Deepfakes result from people using AI and machine-learning technology to make it seem like someone is saying something they never actually said. Like every other tech on the market, it can be used with good and bad intentions. For example, David Beckham appeared in a malaria awareness campaign, and AI enabled him to appear to speak nine different languages. On the other hand, pornographic deepfakes of Taylor Swift went viral on X (to the horror of Swifties worldwide), and audio deepfakes of Biden encouraging New Hampshire voters not to cast ballots caused concern among experts.
However,
deepfakes aren't happening only to high-profile politicians and celebrities -
they are quickly making their way into the workplace. In April 2023, forensics
research company Regula reported that one-third of businesses worldwide had
already been attacked by deepfake audio (37%) and video (29%) fraud. Regula
also noted that the average cost of identity fraud, including deepfakes, costs
global SMBs $200,000 on average.
How Deepfakes Are Impacting The Workplace
While
deepfake technology is used to commit a variety of crimes, there are two ways
deepfakes currently cause harm to businesses like yours:
- Impersonation/Identity Fraud Schemes
- Harm To Company Reputation
One of the
most common deepfake attacks is when AI impersonates an executive's voice to
steal credentials or request money transfers from employees. Other attacks
include deepfake videos or audio of a CEO or employee used to disseminate false
information online that could negatively affect a brand. More than 40% of
businesses have already experienced a deepfake attack, according to
authentication experts at ID R&D.
What To Do About It
There are
a few simple things you can do to prevent deepfakes from having damaging
consequences on your business.
- Review policies around technology and communication: Ensure you have transparent communication practices and that your team knows how communications are used internally. Would a company executive ever call an employee to place an official request for money or information? If not, employees should be suspicious. Also, encourage employees to verify any e-mail or phone request they aren't sure about.

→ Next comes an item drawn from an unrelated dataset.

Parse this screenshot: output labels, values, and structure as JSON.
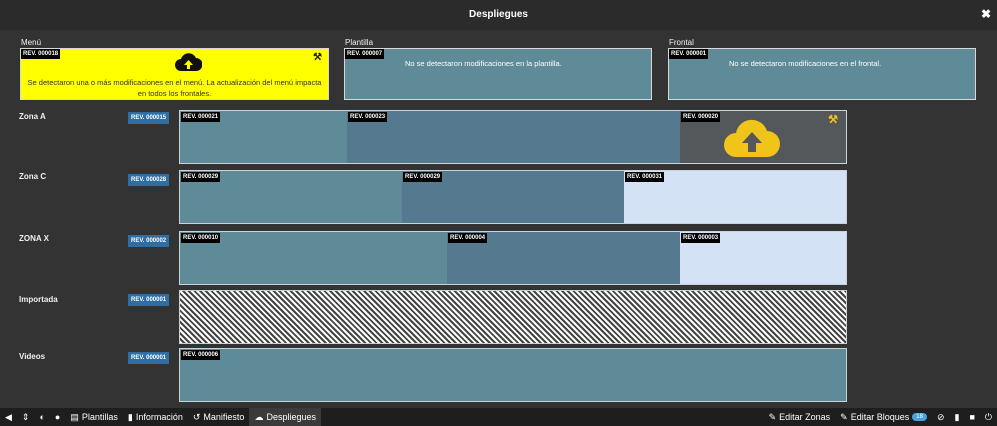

- Include deepfake spotting in cyber security awareness training: Double-check that your cyber security awareness training covers how to spot deepfakes. Things to look for include unnatural eye blinking, blurry face borders, artificial-looking skin, slow speech and unusual intonation.
- Have a response plan: Deepfake attacks are in their infancy, and you can expect to see more attacks like this in the future. Be sure your company's leadership talks about how to respond if a deepfake attack impacts your company. Even though there's no perfect solution to the problem yet, the worst thing that can happen is to be caught unprepared.